Bazılarına göre bu heykeller bir miras iken, bazılarına göre ise geçmişteki ve şimdiki ırkçılığın sembolleri durumunda. Heykellere yönelik saldırıların son 5 yıla dayanan bir geçmişi var. Black Lives Matter (Siyah Hayatlar Önemlidir) hareketinin yükselişi ve 2015 yılında Charleston şehrinde Mother Emanuel Kilisesi’nde dokuz siyahın katledilmesinin ardından heykellerin kaldırılmasına dönük bu tartışmalar alevlenmiş. Katliamın ardından başlayan protestoların temel konusu ırkçılığı hatırlatan heykeller olmuş. 2015 yılındaki kanlı saldırının ardından 114 heykel kaldırılmış. Bu arada ülkede ‘Unite the Right’ adlı ırkçı gösterilerin toplanma alanı yine bu heykeller olmuş. 2017 yılında beyazların üstünlüğünü savunan bu gösterilerde konfederasyon generali Robert E.Lee’nin heykelinin kaldırılmasına karşı çıkılmış. Yaşanan olaylarda onlarca kişi yaralanmış ve bir kişi de hayatını kaybetmiş.

Harvard Üniversitesi’nden tarih profesörü Khalil Gibran Muhammed, beyaz üstünlüğünü savunan ve kutsayan bu ırkçı kültür değiştirilmeden, ABD’nin siyahlara dönük politikalarının değişmeyeceğini söylüyor. Profesör Muhammed, "Beyaz gençlerde dahil, eylemlere katılan birçok kişi bunun farkında.
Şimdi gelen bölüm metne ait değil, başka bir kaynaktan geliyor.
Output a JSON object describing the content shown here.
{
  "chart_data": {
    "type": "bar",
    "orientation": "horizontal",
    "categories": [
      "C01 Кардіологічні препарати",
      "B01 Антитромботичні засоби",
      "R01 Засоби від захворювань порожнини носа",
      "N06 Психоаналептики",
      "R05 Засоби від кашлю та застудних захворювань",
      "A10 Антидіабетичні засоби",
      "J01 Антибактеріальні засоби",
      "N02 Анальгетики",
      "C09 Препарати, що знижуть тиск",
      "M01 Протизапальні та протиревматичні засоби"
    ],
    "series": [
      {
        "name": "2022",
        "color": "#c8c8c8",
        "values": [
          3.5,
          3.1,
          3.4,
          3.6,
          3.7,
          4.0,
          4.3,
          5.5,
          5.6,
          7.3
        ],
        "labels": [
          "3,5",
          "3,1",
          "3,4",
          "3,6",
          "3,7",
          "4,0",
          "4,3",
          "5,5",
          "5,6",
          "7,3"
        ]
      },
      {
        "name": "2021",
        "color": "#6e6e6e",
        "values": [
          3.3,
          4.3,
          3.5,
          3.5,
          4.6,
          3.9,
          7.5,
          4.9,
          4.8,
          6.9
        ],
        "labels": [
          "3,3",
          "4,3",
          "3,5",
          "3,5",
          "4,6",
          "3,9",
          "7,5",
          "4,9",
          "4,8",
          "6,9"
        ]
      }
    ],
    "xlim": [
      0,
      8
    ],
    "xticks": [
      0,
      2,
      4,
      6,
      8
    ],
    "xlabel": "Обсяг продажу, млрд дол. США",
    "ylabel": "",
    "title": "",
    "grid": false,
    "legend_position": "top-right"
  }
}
Anıtları kaldırmanın amacı ırkçılık kültürünü kaldırmaktır" diyor

Öyle anlaşılıyor ki; insan yaradılışına aykırı ırkçılık virüsü, insan genlerine işlemiş kölelik  acısı ile kaçınılmaz bir hesaplaşma yaşayacak. Neredeyse insanlık tarihi kadar eski bir hastalık bu. İnsanlık geçmişinin o büyük günahını, bir başka hastalık ırkçılık virüsüyle tetikleyip uyandırmak üzere. Her geçen gün patlamaya hazır bir bomba ile onu ateşleyecek fitil birbirine daha da yaklaşıyor. Ortalık alevlenirse şu anda dünyayı sallayan coronadan çok daha tehlikeli bir salgınla karşı karşıya kalabiliriz. Zira köleliğin mağdurları siyah insanlar ve ırkçılık virüsünü taşıyan beyazlar dünyanın görece gelişmiş ülkelerinde birlikte yaşıyorlar. Yani, tehdit şu anda suyun altında olsa da ortaya çıktığında boğmayacağı zengin ülke yok gibi.